So before I had a baby it only felt like about a year since I was at uni, being a standard early 20’s student drinking most week nights and generally living the youthful dream. In reality it’s been 11 years since I started my degree and just the thought of going clubbing makes me feel hungover, with my preference always leaning toward a nice dinner and drinks out over any form of social drinking environment 😩
Despite my change in preference for drinking I still feel pretty young (I mean I’m 29 so I am young still but you know what I mean!) and I sometimes can’t believe I have a baby. I look at other mums and they look really mum-y, like they really fit the bill. Then I look at myself and think, do they look at me and think I look really young and under qualified to parent?!

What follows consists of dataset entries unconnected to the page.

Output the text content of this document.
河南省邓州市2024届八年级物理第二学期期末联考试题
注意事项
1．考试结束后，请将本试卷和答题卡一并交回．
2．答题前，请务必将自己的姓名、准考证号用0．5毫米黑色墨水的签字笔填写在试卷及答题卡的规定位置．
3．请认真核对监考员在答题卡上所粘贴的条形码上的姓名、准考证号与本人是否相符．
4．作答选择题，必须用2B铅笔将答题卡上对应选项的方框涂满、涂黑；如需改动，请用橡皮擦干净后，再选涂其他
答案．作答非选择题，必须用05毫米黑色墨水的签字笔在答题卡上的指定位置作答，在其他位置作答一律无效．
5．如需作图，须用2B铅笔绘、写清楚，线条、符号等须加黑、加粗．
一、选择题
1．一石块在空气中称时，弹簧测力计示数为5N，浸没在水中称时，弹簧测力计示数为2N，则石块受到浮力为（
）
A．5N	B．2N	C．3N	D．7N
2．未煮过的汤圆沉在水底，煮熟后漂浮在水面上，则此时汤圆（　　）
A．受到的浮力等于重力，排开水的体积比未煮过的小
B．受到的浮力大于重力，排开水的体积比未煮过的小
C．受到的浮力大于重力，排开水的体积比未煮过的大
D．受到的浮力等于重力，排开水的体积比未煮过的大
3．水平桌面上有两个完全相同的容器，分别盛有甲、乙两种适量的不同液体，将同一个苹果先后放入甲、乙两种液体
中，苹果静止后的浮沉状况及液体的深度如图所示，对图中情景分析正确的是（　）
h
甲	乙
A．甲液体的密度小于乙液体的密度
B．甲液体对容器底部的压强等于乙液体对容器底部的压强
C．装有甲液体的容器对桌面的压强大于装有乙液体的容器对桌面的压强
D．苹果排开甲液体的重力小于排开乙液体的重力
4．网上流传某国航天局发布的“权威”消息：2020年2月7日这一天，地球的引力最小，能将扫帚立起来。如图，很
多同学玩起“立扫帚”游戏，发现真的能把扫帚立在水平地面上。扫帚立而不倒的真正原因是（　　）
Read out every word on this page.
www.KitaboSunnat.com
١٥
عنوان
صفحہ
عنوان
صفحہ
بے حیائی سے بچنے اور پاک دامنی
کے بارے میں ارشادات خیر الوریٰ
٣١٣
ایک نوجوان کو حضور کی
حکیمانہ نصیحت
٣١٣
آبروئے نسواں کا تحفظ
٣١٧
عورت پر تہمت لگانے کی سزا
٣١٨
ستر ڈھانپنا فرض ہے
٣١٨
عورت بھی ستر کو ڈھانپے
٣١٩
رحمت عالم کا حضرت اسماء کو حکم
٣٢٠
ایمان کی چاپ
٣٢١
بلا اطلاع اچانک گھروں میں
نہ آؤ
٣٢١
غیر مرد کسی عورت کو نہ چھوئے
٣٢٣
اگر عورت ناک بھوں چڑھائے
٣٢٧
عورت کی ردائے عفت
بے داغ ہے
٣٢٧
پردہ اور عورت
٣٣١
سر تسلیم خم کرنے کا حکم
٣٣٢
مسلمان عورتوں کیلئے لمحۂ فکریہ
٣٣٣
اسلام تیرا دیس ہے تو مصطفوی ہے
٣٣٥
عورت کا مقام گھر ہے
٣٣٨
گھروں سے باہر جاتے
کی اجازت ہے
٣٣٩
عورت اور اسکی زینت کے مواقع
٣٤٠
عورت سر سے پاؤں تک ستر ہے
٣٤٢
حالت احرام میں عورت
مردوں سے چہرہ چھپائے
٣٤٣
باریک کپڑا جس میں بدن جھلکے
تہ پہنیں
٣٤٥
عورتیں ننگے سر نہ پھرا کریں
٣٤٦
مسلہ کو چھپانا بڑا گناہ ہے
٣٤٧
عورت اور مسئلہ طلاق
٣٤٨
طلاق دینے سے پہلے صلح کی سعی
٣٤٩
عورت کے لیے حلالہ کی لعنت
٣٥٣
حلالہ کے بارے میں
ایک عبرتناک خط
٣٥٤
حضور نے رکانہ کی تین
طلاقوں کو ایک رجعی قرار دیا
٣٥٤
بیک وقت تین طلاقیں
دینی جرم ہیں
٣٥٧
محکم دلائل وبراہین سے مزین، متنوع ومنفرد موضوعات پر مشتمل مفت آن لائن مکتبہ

I watch the mum-y mums playing and singing and knowing all the words to all the nursery rhymes and I’m sat there humming along cos I know no words and my preference is to sing Craig David “Monday, took her for a drink on Tuesday, we were making out by Wednesday…” (I’m not convinced Reu actually enjoys this) or the theme tune to fresh prince (a show I’ve recently started watching re-runs of 👌🏼👌🏼).
Despite this I have little desire to learn the words to wind the bobbin up, I mean how retro, someone needs to invent some more up to date tunes about ipads or something relevant…what actually is a bobbin…
I sometimes find when I’ve been to one of my classes with some of the mums that really know their shit about babies (like when they’re meant to do stuff like roll) that I feel a bit deflated, and guilty for getting bored of playing with all Reu’s toys with him after about ten minutes and maybe popping a cheeky cbbc kids show on for 20 minutes. Then I remember he’s four months and not 100% sure what’s going on and I feel ok again, and that ten minutes of playing for him is probs pretty tiring 😃 (I mean I’m exhausted so he surely is too).
I also find that hanging out with like minded mums really helps, I always feel like I’m winning at life after an afternoon with my mummy friends as they always reassure me that I’m bossing motherhood and most of the time feel the same as me ✌🏼(I think wine Wednesday probs helps too).
So yeah, sometimes I feel like a teen mum who doesn’t have a clue what’s going on (ps I’m sure a lot of teen mums do know what’s going on, I’m using the MTV show as my reference point for the title 😂) but my baby smiles loads so who really cares 👶🏻 I’m fairly sure mummy’s of latter day got by without knowing exactly what’s what all the time ✌🏼
Ps I find it really hard to match pictures to my posts so they are pretty random!